Someone mentioned to me that they were at a dog park one day and their dog came up and sat on your lap by accident. They were super apologetic and you were like, “No, no!” You were so excited to have this dog in front of you. So even the anecdotes I hear of people encountering you around New York are a testament to your character. I want you to know that whether you are directing next or if you write a follow-up to your last memoir, there is a rapt audience of people that want to follow you wherever life takes you. A lot of us are going to follow.

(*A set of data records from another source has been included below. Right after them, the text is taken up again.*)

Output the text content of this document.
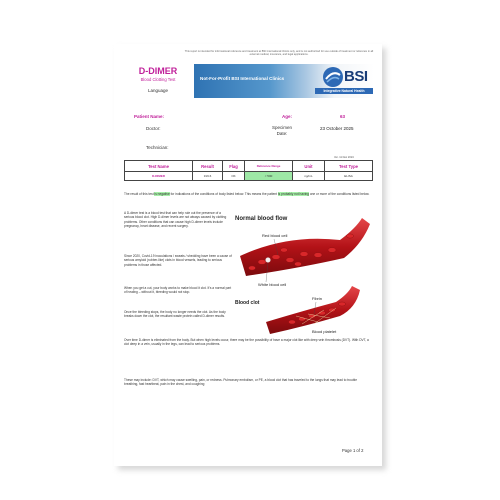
This report is intended for informational reference and treatment at BSI International Clinics only, and is not authorized for use outside of treatment or reference in all external medical, insurance, and legal applications.
D-DIMER
Blood Clotting Test
Language
Not-For-Profit BSI International Clinics	BSI
Integrative Natural Health
Patient Name:	Age:	63
Doctor:	Specimen
Date:
23 October 2025
Technician:
Ver. 11 Dec 2024
Test Name	Result	Flag	Reference Range	Unit	Test Type
D-DIMER	319.6	OK	< 500	ng/mL	ELISA
The result of this test is negative for indications of the conditions of body listed below. This means the patient is probably not having one or more of the conditions listed below.
A D-dimer test is a blood test that can help rule out the presence of a serious blood clot. High D-dimer levels are not always caused by clotting problems. Other conditions that can cause high D-dimer levels include pregnancy, heart disease, and recent surgery.
Since 2020, Covid-19 inoculations / sweats / shedding have been a cause of serious amyloid (rubber-like) clots in blood vessels, leading to serious problems in those affected.
When you get a cut, your body works to make blood it clot. It's a normal part of healing – without it, bleeding would not stop.
Once the bleeding stops, the body no longer needs the clot. As the body breaks down the clot, the resultant waste protein called D-dimer results.
Over time D-dimer is eliminated from the body. But when high levels occur, there may be the possibility of have a major clot like with deep vein thrombosis (DVT). With DVT, a clot deep in a vein, usually in the legs, can lead to serious problems.
These may include: DVT, which may cause swelling, pain, or redness. Pulmonary embolism, or PE, a blood clot that has traveled to the lungs that may lead to trouble breathing, fast heartbeat, pain in the chest, and coughing
Normal blood flow
Red blood cell
White blood cell
Blood clot
Fibrin
Blood platelet
Page 1 of 2
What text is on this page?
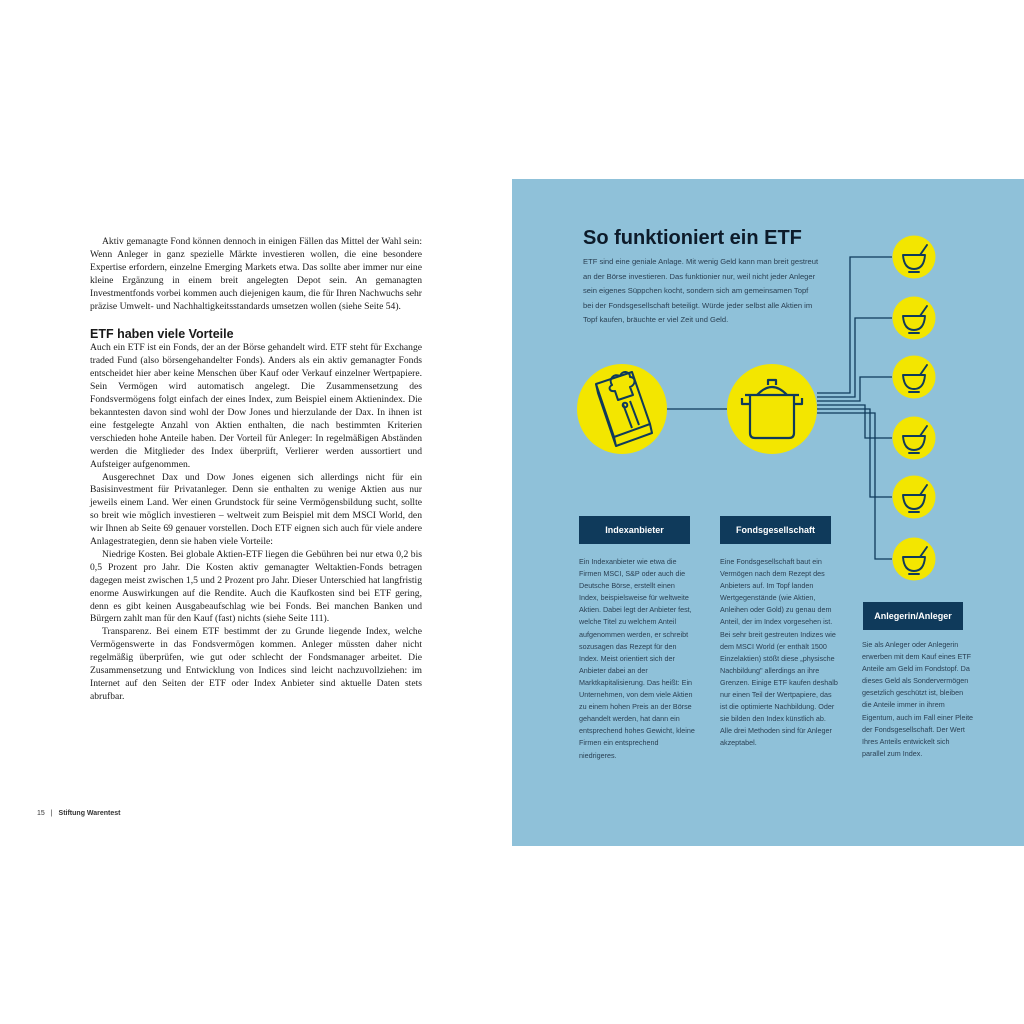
Aktiv gemanagte Fond können dennoch in einigen Fällen das Mittel der Wahl sein: Wenn Anleger in ganz spezielle Märkte investieren wollen, die eine besondere Expertise erfordern, einzelne Emerging Markets etwa. Das sollte aber immer nur eine kleine Ergänzung in einem breit angelegten Depot sein. An gemanagten Investmentfonds vorbei kommen auch diejenigen kaum, die für Ihren Nachwuchs sehr präzise Umwelt- und Nachhaltigkeitsstandards umsetzen wollen (siehe Seite 54).

ETF haben viele Vorteile

Auch ein ETF ist ein Fonds, der an der Börse gehandelt wird. ETF steht für Exchange traded Fund (also börsengehandelter Fonds). Anders als ein aktiv gemanagter Fonds entscheidet hier aber keine Menschen über Kauf oder Verkauf einzelner Wertpapiere. Sein Vermögen wird automatisch angelegt. Die Zusammensetzung des Fondsvermögens folgt einfach der eines Index, zum Beispiel einem Aktienindex. Die bekanntesten davon sind wohl der Dow Jones und hierzulande der Dax. In ihnen ist eine festgelegte Anzahl von Aktien enthalten, die nach bestimmten Kriterien verschieden hohe Anteile haben. Der Vorteil für Anleger: In regelmäßigen Abständen werden die Mitglieder des Index überprüft, Verlierer werden aussortiert und Aufsteiger aufgenommen.

Ausgerechnet Dax und Dow Jones eigenen sich allerdings nicht für ein Basisinvestment für Privatanleger. Denn sie enthalten zu wenige Aktien aus nur jeweils einem Land. Wer einen Grundstock für seine Vermögensbildung sucht, sollte so breit wie möglich investieren – weltweit zum Beispiel mit dem MSCI World, den wir Ihnen ab Seite 69 genauer vorstellen. Doch ETF eignen sich auch für viele andere Anlagestrategien, denn sie haben viele Vorteile:

Niedrige Kosten. Bei globale Aktien-ETF liegen die Gebühren bei nur etwa 0,2 bis 0,5 Prozent pro Jahr. Die Kosten aktiv gemanagter Weltaktien-Fonds betragen dagegen meist zwischen 1,5 und 2 Prozent pro Jahr. Dieser Unterschied hat langfristig enorme Auswirkungen auf die Rendite. Auch die Kaufkosten sind bei ETF gering, denn es gibt keinen Ausgabeaufschlag wie bei Fonds. Bei manchen Banken und Bürgern zahlt man für den Kauf (fast) nichts (siehe Seite 111).

Transparenz. Bei einem ETF bestimmt der zu Grunde liegende Index, welche Vermögenswerte in das Fondsvermögen kommen. Anleger müssten daher nicht regelmäßig überprüfen, wie gut oder schlecht der Fondsmanager arbeitet. Die Zusammensetzung und Entwicklung von Indices sind leicht nachzuvollziehen: im Internet auf den Seiten der ETF oder Index Anbieter sind aktuelle Daten stets abrufbar.

15 | Stiftung Warentest
So funktioniert ein ETF

ETF sind eine geniale Anlage. Mit wenig Geld kann man breit gestreut an der Börse investieren. Das funktionier nur, weil nicht jeder Anleger sein eigenes Süppchen kocht, sondern sich am gemeinsamen Topf bei der Fondsgesellschaft beteiligt. Würde jeder selbst alle Aktien im Topf kaufen, bräuchte er viel Zeit und Geld.

Indexanbieter	Fondsgesellschaft
Anlegerin/Anleger

Ein Indexanbieter wie etwa die Firmen MSCI, S&P oder auch die Deutsche Börse, erstellt einen Index, beispielsweise für weltweite Aktien. Dabei legt der Anbieter fest, welche Titel zu welchem Anteil aufgenommen werden, er schreibt sozusagen das Rezept für den Index. Meist orientiert sich der Anbieter dabei an der Marktkapitalisierung. Das heißt: Ein Unternehmen, von dem viele Aktien zu einem hohen Preis an der Börse gehandelt werden, hat dann ein entsprechend hohes Gewicht, kleine Firmen ein entsprechend niedrigeres.

Eine Fondsgesellschaft baut ein Vermögen nach dem Rezept des Anbieters auf. Im Topf landen Wertgegenstände (wie Aktien, Anleihen oder Gold) zu genau dem Anteil, der im Index vorgesehen ist. Bei sehr breit gestreuten Indizes wie dem MSCI World (er enthält 1500 Einzelaktien) stößt diese „physische Nachbildung" allerdings an ihre Grenzen. Einige ETF kaufen deshalb nur einen Teil der Wertpapiere, das ist die optimierte Nachbildung. Oder sie bilden den Index künstlich ab. Alle drei Methoden sind für Anleger akzeptabel.

Sie als Anleger oder Anlegerin erwerben mit dem Kauf eines ETF Anteile am Geld im Fondstopf. Da dieses Geld als Sondervermögen gesetzlich geschützt ist, bleiben die Anteile immer in ihrem Eigentum, auch im Fall einer Pleite der Fondsgesellschaft. Der Wert Ihres Anteils entwickelt sich parallel zum Index.
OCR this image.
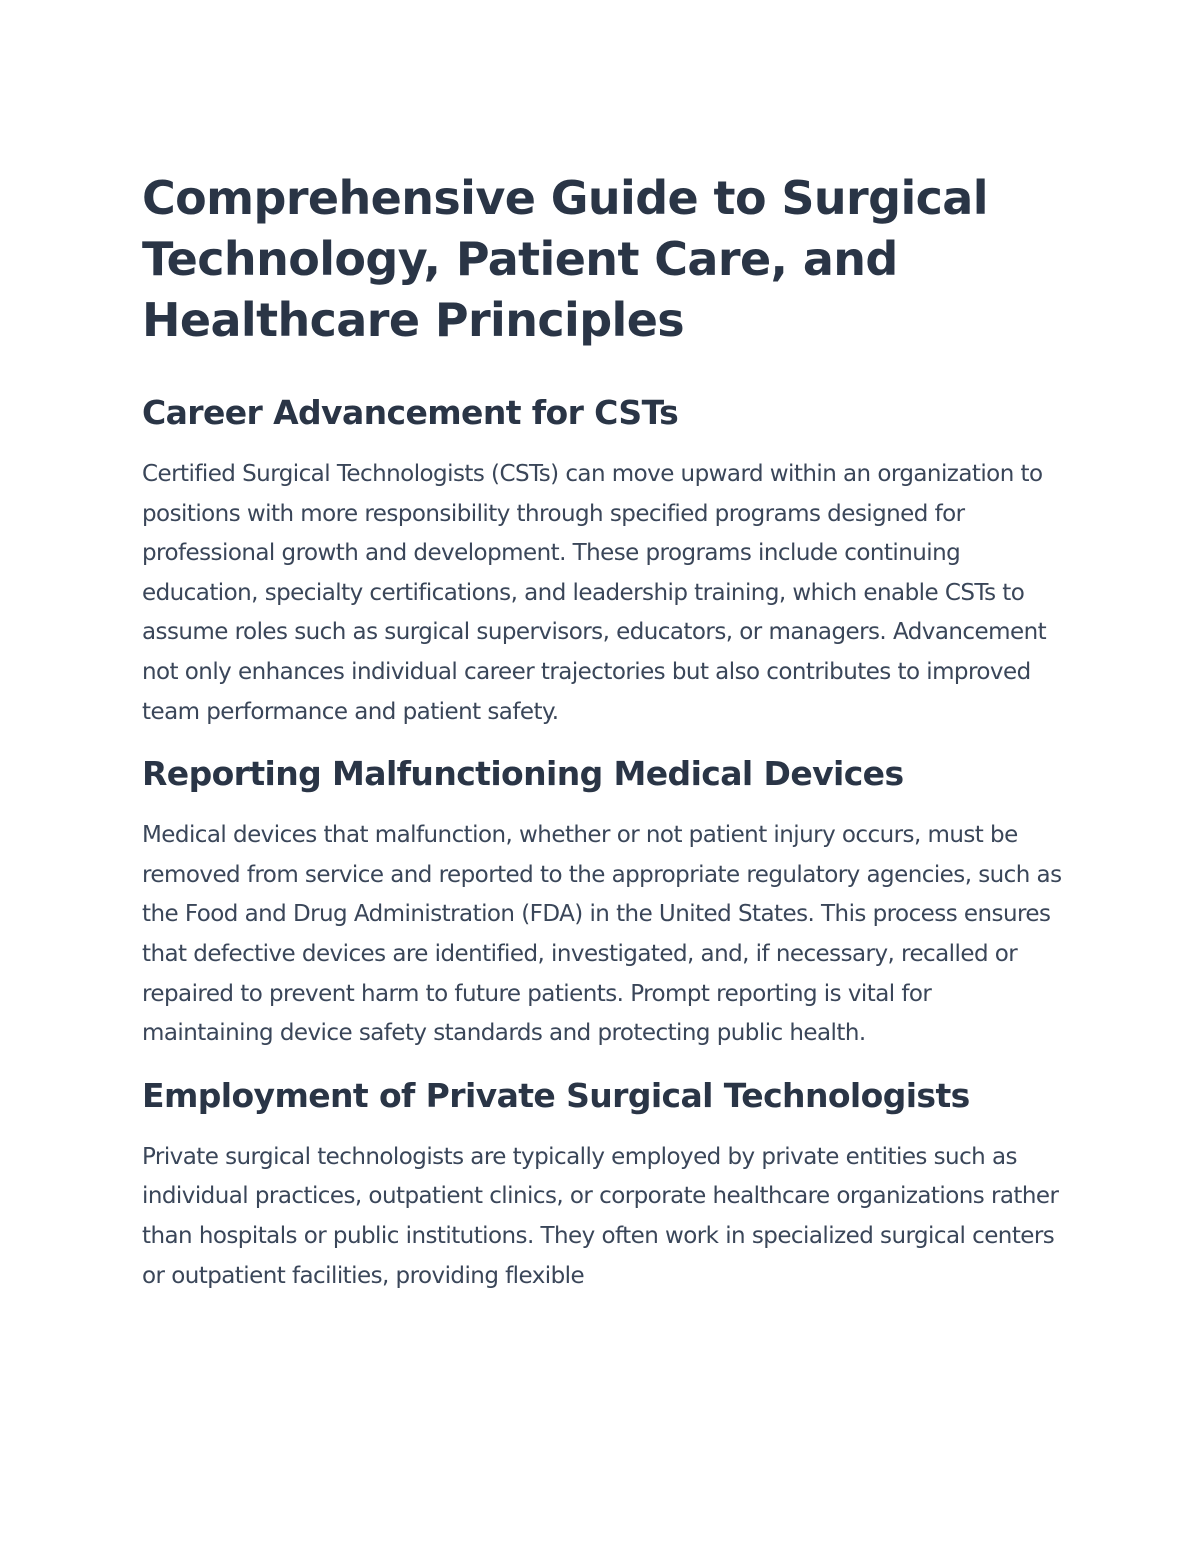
Comprehensive Guide to Surgical Technology, Patient Care, and Healthcare Principles
Career Advancement for CSTs

Certified Surgical Technologists (CSTs) can move upward within an organization to positions with more responsibility through specified programs designed for professional growth and development. These programs include continuing education, specialty certifications, and leadership training, which enable CSTs to assume roles such as surgical supervisors, educators, or managers. Advancement not only enhances individual career trajectories but also contributes to improved team performance and patient safety.

Reporting Malfunctioning Medical Devices

Medical devices that malfunction, whether or not patient injury occurs, must be removed from service and reported to the appropriate regulatory agencies, such as the Food and Drug Administration (FDA) in the United States. This process ensures that defective devices are identified, investigated, and, if necessary, recalled or repaired to prevent harm to future patients. Prompt reporting is vital for maintaining device safety standards and protecting public health.

Employment of Private Surgical Technologists

Private surgical technologists are typically employed by private entities such as individual practices, outpatient clinics, or corporate healthcare organizations rather than hospitals or public institutions. They often work in specialized surgical centers or outpatient facilities, providing flexible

Can I tell you a quick story? A dog story about Key & Peele. I had just seen their show and I was at Sid Gold’s, a piano bar in Chelsea, and Joe McGinty was there. So I was like, “I have to tell him how much I love [Key & Peele]. So I went up to him and I was like, “I just want to introduce myself. I’m such a big fan of the show.” And he said, “Oh, well, we’ve met already!” And I was like, “Really?” And he said, “Yes! You were at Washington Square Park Dog Run and you asked me to watch your dog as you went to get a coffee, and you asked me if I wanted one!” It’s a small town! Treat New York like a small town, because it really can be. You might run into me next week!
What a GREAT interview. I can't say that I know much about Parker, tbh I haven't watched many of her movies though I understand she's brilliant and this kind of cult actress. This was a really great way to learn what makes her tick. And what a generous interviewer you are, Evan.
House of Yes is one of the best movies, EVER. I adore Parker Posey and this interview is gold.